With any set of electronics at idle, the Klipschorns would potentially reveal much more hum and hiss than the AR9s, but if the hum / hiss is far below audibility on the AR9s, it might be just barely audible -- up close -- on the Klipschorns. I think I remember that the AR9s have a sensitivity of somwhere between 87 and 90 dB, and the Klipschorns have been rated very, very conservatively by some reviewers at 98 dB, and are speced by Klipsch at 104 or 105 dB (depending on the year) when in a trihedral corner -- where they need to be. So at a minimum, you would get about 8 dB more hum/hiss from Klipschorns, and probably more like 14 dB more. That doesn't mean that objectionable hum/hiss is inevitable, though. My history with my Klipschorns looks like this, at amplifier idle:
With McIntosh 40 wt tube amp and McIntosh c 28 preamp: some hum / hiss, but ignorable.
With Luxman L 580: no problem unless I stood right in front of -- a few inches away from -- one of the Khorns.
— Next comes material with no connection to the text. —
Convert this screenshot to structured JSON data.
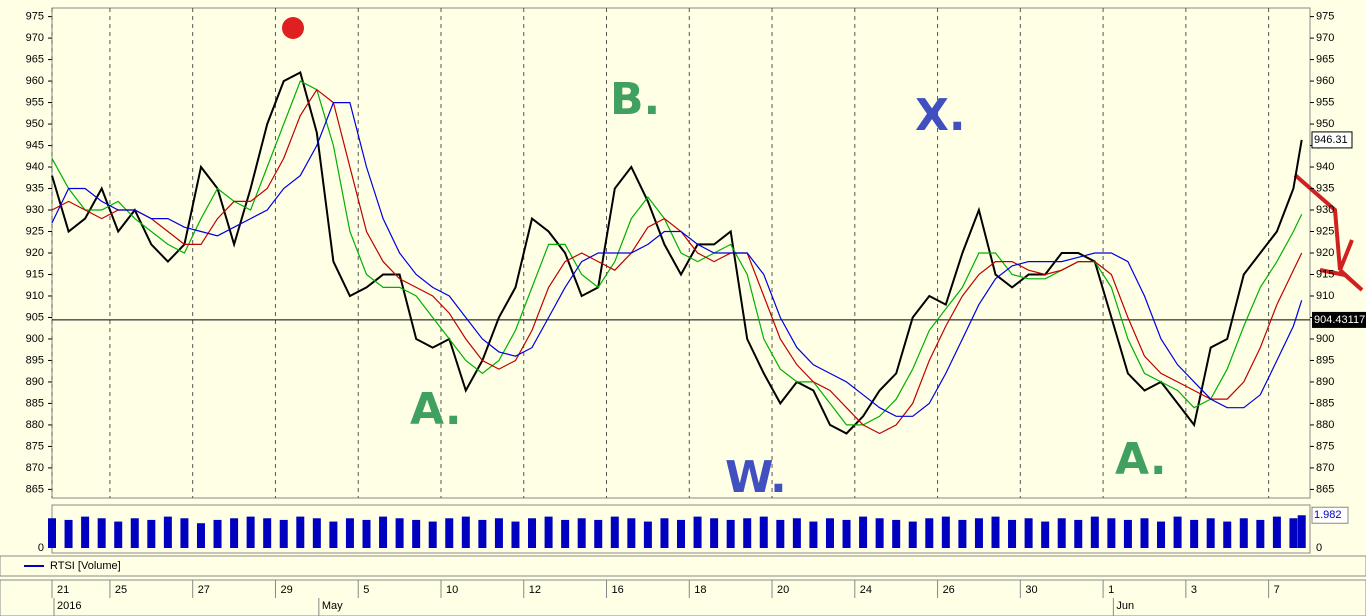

The preamp section of the L 580 and a Yamaha 135 wt power amp: only a problem when within a few inches.
With a NAD T 163 home theater type preamp control center and NAD 272 power amp: considerable hum, and they hissed like puff adders in heat. The power amp was totally quiet -- all the noise came from the T163, from between the volume control and the preamp output, which meant that turning up and down the volume made no difference. The T163 was checked out at the factory and pronounced normal. The solution was to turn down the input pot on the power amp by about 6 dB, which suppressed the noise of the post volume control sections of the T163, and then I turned up the preamp control center. Now there is a barely perceptible level of noise at idle -- which some (young, healthy eared) guests can't hear until it is pointed out to them -- at any volume control setting that would not knock down the house when the music starts. Evidently a 6 dB difference in hum / hiss is quite a lot when dealing with thresholds or near thresholds!
Having had Klipschorns, other Klipsch speakers, JBLs, ARs, Infinities, BBC specials (name?) and a few others that didn't stay long, I can say that Klipschorns seem to be the most revealing of anything fed into them. The JBLs came in second. With good recordings and properly functioning electronics, revealing is a good thing. But the warts do show.